There is a song that I love from my formative days, a song by the oft-underrated Waterboys called “Church Not Made With Hands,” a song about the spiritual splendor and overwhelming majesty of the natural world. “Holy,” which sees Jacre joined by Lucie Glang, muses on a similar idea: perhaps what we call holy —what brings us closer to the source of all things and therefore closer to ourselves —is, and always has been, all around us. Why build temples and cathedrals when something even more awe-inspiring is already just beyond our front door?

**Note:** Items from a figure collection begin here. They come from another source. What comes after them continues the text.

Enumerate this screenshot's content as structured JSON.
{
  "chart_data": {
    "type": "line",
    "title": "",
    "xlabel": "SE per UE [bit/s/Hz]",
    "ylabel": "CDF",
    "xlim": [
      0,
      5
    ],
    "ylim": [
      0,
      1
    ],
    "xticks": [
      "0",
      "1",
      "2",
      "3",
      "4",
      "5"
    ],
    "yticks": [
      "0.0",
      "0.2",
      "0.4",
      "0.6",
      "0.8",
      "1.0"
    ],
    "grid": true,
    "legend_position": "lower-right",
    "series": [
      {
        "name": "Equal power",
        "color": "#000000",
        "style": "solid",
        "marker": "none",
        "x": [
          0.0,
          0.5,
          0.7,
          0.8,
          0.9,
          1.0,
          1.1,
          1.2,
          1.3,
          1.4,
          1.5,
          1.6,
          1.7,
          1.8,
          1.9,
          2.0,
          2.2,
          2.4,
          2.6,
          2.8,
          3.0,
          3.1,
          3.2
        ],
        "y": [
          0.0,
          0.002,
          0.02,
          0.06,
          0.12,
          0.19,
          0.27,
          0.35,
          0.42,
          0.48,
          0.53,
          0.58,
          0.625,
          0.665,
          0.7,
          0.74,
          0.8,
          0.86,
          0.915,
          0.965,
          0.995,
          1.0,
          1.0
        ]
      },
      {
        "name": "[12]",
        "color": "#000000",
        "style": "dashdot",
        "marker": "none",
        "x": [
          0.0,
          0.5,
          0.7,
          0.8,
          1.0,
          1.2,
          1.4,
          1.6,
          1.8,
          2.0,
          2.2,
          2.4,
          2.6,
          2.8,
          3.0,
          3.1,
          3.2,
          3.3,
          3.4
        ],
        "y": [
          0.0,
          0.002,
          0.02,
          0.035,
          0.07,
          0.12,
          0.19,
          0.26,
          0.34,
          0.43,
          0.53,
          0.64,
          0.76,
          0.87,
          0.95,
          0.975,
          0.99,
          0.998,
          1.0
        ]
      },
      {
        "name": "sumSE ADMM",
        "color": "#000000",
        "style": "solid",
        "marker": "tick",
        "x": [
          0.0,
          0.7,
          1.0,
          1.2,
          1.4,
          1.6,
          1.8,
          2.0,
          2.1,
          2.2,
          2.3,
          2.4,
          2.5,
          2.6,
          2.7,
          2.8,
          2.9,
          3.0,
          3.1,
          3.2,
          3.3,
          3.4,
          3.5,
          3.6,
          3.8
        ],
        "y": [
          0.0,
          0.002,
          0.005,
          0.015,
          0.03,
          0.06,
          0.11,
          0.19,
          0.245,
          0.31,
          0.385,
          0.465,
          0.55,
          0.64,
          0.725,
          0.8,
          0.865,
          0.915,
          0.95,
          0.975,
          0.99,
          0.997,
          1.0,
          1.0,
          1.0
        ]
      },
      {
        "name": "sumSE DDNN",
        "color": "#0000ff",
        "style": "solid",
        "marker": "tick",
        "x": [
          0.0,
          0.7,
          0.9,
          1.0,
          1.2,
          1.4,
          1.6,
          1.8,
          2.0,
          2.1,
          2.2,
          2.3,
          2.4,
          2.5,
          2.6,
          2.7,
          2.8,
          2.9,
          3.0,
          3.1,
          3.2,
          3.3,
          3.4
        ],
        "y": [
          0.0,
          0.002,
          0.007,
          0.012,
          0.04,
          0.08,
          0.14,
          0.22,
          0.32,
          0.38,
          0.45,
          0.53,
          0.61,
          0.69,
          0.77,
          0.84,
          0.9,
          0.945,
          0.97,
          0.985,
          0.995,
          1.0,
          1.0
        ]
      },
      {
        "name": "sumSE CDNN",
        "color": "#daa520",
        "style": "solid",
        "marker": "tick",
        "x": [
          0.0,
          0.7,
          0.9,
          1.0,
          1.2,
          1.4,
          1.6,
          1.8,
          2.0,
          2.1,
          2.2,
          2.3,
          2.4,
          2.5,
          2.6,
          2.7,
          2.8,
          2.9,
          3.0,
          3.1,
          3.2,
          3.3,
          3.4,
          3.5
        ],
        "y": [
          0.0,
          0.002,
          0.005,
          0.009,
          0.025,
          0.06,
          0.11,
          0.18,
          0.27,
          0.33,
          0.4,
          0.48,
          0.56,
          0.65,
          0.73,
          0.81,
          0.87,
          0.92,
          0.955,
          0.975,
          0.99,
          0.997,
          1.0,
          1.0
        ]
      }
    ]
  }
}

And if the song is profound in its message, it is also beautiful in its music, drifting in on a flutter of fingerpicked guitar and hushed vocals —a gentle balm for a world frayed at the edges. It doesn’t shout for attention—it breathes, beckons, and merely exists, offering listeners a moment of calm in an age addicted to chaos. It is a song that sounds more as if it is woven from atmosphere and ambiance rather than the usual musical building blocks, a soundtrack to and an extension of the natural world it describes.
Rather than preaching from pulpits or digital platforms, “Holy” finds its sacred ground in the quiet spaces between people, in the rustle of leaves, the setting sun, in shared glances and long silences. It’s less a song and more a whispered invitation—to unplug, to slow down, to remember what it feels like just to be.
Romantic without cliché, spiritual without sermon, it reminds us that in a world screaming for our attention, stillness itself can be an act of rebellion—and love, the purest form of protest.